Suppose we want to go one step further, and categorize male vs female respondants to see if there is any difference in the most viewed movies or rankings. We can do this by making two data frames, male and female, that relate to these subgroups.
male = star_wars[star_wars['Gender'] == 'Male']
female = star_wars[star_wars['Gender'] == 'Female']
cols_seen = ['seen_1','seen_2','seen_3','seen_4','seen_5','seen_6']
bar_widths_seen = [male[i].sum() for i in cols_seen]
bar_widths_seen_f = [female[i].sum() for i in cols_seen]
bar_positions = arange(6) + 0.75
tick_positions = range(1,8)
colors = ['gray', 'gray', 'gray', 'gray', 'blue', 'gray']
fig = plt.figure(figsize=(15,10))
ax1 = fig.add_subplot(2,2,1)
ax2 = fig.add_subplot(2,2,2)
ax3 = fig.add_subplot(2,2,3)
ax4 = fig.add_subplot(2,2,4)
ax1.barh(bar_positions,bar_widths_seen,align='center',color = colors, tick_label = cols_seen)
ax1.set_title('Star Wars Movie Rankings For Men')
ax1.set_ylabel('Movies')
ax1.set_xlabel('Average Ranking')
ax1.spines['right'].set_visible(False)
for key, spine in ax1.spines.items():
spine.set_visible(False)
ax1.tick_params(bottom='off',left='off',right='off',top='off')
cols = ['ep_1_ranking','ep_2_ranking','ep_3_ranking','ep_4_ranking','ep_5_ranking','ep_6_ranking']
bar_widths = [male[i].mean(skipna=True) for i in cols]
bar_positions = arange(6) + 0.75
tick_positions = range(1,8)
colors = ['gray', 'gray', 'gray', 'gray', 'blue', 'gray']
ax2.barh(bar_positions,bar_widths,align='center',color = colors, tick_label = cols)
ax2.set_title('Star Wars Male Movie Viewership ')
# ax2.set_ylabel('Movies')
ax2.set_xlabel('Average Ranking')
ax2.spines['right'].set_visible(False)
for key, spine in ax2.spines.items():
spine.set_visible(False)
ax2.tick_params(bottom='off',left='off',right='off',top='off')

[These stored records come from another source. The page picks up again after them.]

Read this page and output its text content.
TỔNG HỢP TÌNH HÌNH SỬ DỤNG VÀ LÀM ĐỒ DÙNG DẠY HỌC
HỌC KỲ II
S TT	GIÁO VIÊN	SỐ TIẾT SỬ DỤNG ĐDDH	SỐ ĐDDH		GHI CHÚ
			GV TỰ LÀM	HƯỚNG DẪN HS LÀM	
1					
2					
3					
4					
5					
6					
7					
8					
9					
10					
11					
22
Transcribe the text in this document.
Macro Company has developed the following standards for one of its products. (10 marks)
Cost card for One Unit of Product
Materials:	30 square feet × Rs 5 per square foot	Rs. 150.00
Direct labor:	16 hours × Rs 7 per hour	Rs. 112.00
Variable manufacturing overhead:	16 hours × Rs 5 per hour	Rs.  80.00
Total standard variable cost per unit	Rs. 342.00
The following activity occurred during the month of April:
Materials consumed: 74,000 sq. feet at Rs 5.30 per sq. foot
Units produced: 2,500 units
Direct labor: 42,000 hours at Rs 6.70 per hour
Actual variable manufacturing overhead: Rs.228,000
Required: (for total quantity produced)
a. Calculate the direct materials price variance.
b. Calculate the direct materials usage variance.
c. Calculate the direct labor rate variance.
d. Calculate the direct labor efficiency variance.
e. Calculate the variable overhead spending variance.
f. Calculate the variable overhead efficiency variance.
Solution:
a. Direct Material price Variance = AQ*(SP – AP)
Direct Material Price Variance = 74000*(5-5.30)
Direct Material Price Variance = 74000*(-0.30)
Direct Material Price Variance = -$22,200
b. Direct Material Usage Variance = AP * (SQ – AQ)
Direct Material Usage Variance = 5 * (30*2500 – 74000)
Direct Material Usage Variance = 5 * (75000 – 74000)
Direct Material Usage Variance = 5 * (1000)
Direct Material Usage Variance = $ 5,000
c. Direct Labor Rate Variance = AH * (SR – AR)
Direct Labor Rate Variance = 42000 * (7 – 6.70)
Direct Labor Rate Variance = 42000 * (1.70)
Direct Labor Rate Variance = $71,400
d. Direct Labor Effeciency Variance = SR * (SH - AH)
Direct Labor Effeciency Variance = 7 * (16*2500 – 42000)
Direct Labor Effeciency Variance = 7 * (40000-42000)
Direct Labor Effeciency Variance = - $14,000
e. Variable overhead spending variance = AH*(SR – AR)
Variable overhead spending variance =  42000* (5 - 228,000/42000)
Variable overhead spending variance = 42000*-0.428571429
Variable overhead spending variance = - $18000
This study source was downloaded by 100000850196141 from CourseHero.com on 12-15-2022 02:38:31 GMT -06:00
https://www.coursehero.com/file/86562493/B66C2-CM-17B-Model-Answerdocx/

ax3.barh(bar_positions,bar_widths_seen_f,align='center',color = colors, tick_label = cols_seen)
ax3.set_title('Star Wars Movie Rankings For Women')
ax3.set_ylabel('Movies')
ax3.set_xlabel('Average Ranking')
ax3.spines['right'].set_visible(False)
for key, spine in ax3.spines.items():
spine.set_visible(False)
ax3.tick_params(bottom='off',left='off',right='off',top='off')
cols = ['ep_1_ranking','ep_2_ranking','ep_3_ranking','ep_4_ranking','ep_5_ranking','ep_6_ranking']
bar_widths_f = [female[i].mean(skipna=True) for i in cols]
bar_positions = arange(6) + 0.75
tick_positions = range(1,8)
colors = ['gray', 'gray', 'gray', 'gray', 'blue', 'gray']
ax4.barh(bar_positions,bar_widths_f,align='center',color = colors, tick_label = cols)
ax4.set_title('Star Wars Female Movie Viewership')
# ax4.set_ylabel('Movies')
ax4.set_xlabel('Average Ranking')
ax4.spines['right'].set_visible(False)
for key, spine in ax4.spines.items():
spine.set_visible(False)
ax4.tick_params(bottom='off',left='off',right='off',top='off')
fig.show()
With the 4 charts above, we have a few observations that we find:
What we found in this exploration into Star Wars Survey Data is that The Empire Strikes Back reigns supreme. It is not only the most popular of the movies in the franchise, it is also the highest rated movie. Additionally, we also found that females and males are almost identically interested in the Star Wars movies. The only noticeable difference being that Female viewers tend to like Ep 1 slightly more than their male counterparts, while male viewers tend to like Ep 4 slightly more than female viewers.
For future analysis, we will look to explore other demographic comparisons, including education levels, locations, and others.